Businesses, including Centers, have a lot of information available to them. We live in an age when the sheer volume of information is sometimes so daunting that we don’t take the time needed to sort out what is most important for our board of directors and managers to measure the indicators that most describe how the Center is doing.
But it is worth the time to identify what you want to measure and to set regular reviews of that information. A thoughtful approach to identifying and providing those indicators to the board can result in a board that is much more informed about the operations of the center without feeling a need to intervene in the day to day management of the center.

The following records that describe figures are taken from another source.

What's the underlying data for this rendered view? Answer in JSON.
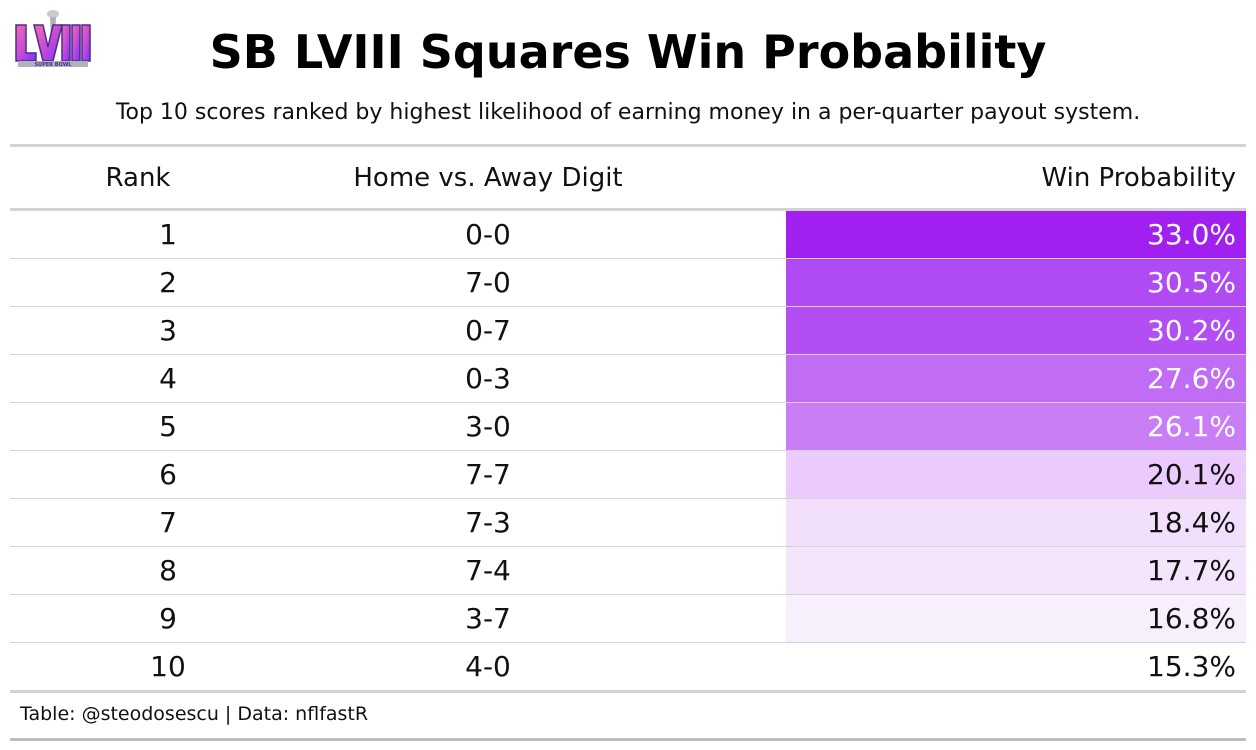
{
  "title": "SB LVIII Squares Win Probability",
  "subtitle": "Top 10 scores ranked by highest likelihood of earning money in a per-quarter payout system.",
  "logo": {
    "icon": "super-bowl-lviii-logo",
    "text": "SUPER BOWL",
    "colors": [
      "#7b2ff7",
      "#c94bd8",
      "#f26aa8",
      "#4a2c8f",
      "#b0b3bb"
    ]
  },
  "columns": {
    "rank": "Rank",
    "score": "Home vs. Away Digit",
    "probability": "Win Probability"
  },
  "rows": [
    {
      "rank": "1",
      "score": "0-0",
      "probability": "33.0%",
      "bg": "#a020f0",
      "fg": "#ffffff"
    },
    {
      "rank": "2",
      "score": "7-0",
      "probability": "30.5%",
      "bg": "#b04af3",
      "fg": "#ffffff"
    },
    {
      "rank": "3",
      "score": "0-7",
      "probability": "30.2%",
      "bg": "#b24ef3",
      "fg": "#ffffff"
    },
    {
      "rank": "4",
      "score": "0-3",
      "probability": "27.6%",
      "bg": "#c06cf4",
      "fg": "#ffffff"
    },
    {
      "rank": "5",
      "score": "3-0",
      "probability": "26.1%",
      "bg": "#c97ef6",
      "fg": "#ffffff"
    },
    {
      "rank": "6",
      "score": "7-7",
      "probability": "20.1%",
      "bg": "#eacbfb",
      "fg": "#111111"
    },
    {
      "rank": "7",
      "score": "7-3",
      "probability": "18.4%",
      "bg": "#f1dffb",
      "fg": "#111111"
    },
    {
      "rank": "8",
      "score": "7-4",
      "probability": "17.7%",
      "bg": "#f4e5fc",
      "fg": "#111111"
    },
    {
      "rank": "9",
      "score": "3-7",
      "probability": "16.8%",
      "bg": "#f8effd",
      "fg": "#111111"
    },
    {
      "rank": "10",
      "score": "4-0",
      "probability": "15.3%",
      "bg": "#ffffff",
      "fg": "#111111"
    }
  ],
  "footer": "Table: @steodosescu | Data: nflfastR"
}
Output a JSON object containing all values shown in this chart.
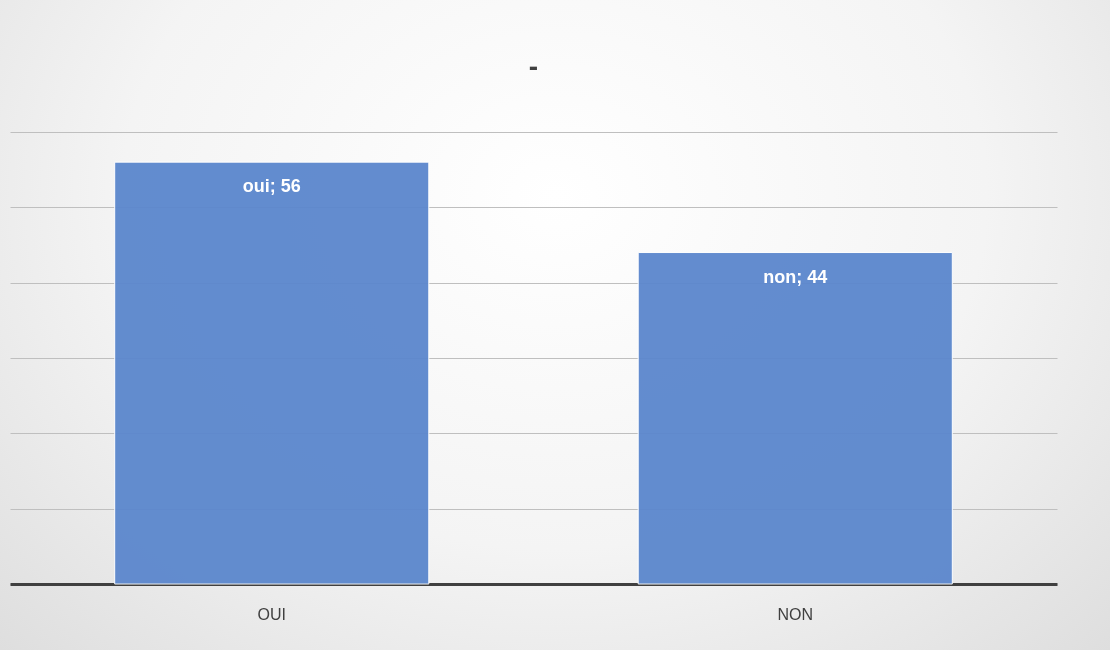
{
  "chart_data": {
    "type": "bar",
    "title": "-",
    "categories": [
      "OUI",
      "NON"
    ],
    "values": [
      56,
      44
    ],
    "value_labels": [
      "oui; 56",
      "non; 44"
    ],
    "color": "#5b87cd",
    "ylim": [
      0,
      60
    ],
    "yticks": [
      0,
      10,
      20,
      30,
      40,
      50,
      60
    ],
    "grid": "y",
    "tick_labels": "x"
  }
}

Let’s talk about the financial statements as an example. What does a non-profit typically provide to the board? A mix of financial statements such as a balance sheet, a budget vs. actual report, maybe a variance report, aging reports, etc. Depending on the size of the organization, these can constitute pages and pages of information. It may be more effective to have a finance committee review all this detail and for the full board to have, instead, some quick measures related to these things such as:
|Finance:||Target||6 Months Ago||Now||Comments:|
|1. Days of unrestricted cash on hand.||45 days||32 days||62 days||Our fundraiser provided 17 additional days of unrestricted cash this month.|
|2. YTD budget/actual comparison for income and expense.||Within 10%||-14% income; -16% expense||-4% in -9% exp||We continue to be under budget on expenses and income, and within the 10% variance.|
|3. Days from month end to financial statements||15 days||21 days||17 days||We continue to tighten our record keeping to provide timely financial statements.|
|4. Receivables over 30 days||$6,527.00||$9,000.oo||$4,200.00||We have improved our billing and this is resulting in on-time payment from fees for service contracts, reducing aging receivables.|
Your measurements will vary, but you get the idea. A quick glance at these figures can provide important information very quickly. You may want to consider measuring program performance like numbers served, types of goals and collaborations in the community. Human resources concerns like workers comp and performance appraisals can be reflected. The board may want to consider its own performance, including attendance, ED performance appraisal, recruitment and their % and $ of donations generated by board.
If your center is using dashboard measurements, would you please share them? We are looking for some best practices, and are also struggling with how to represent these graphically and still be accessible to screen readers.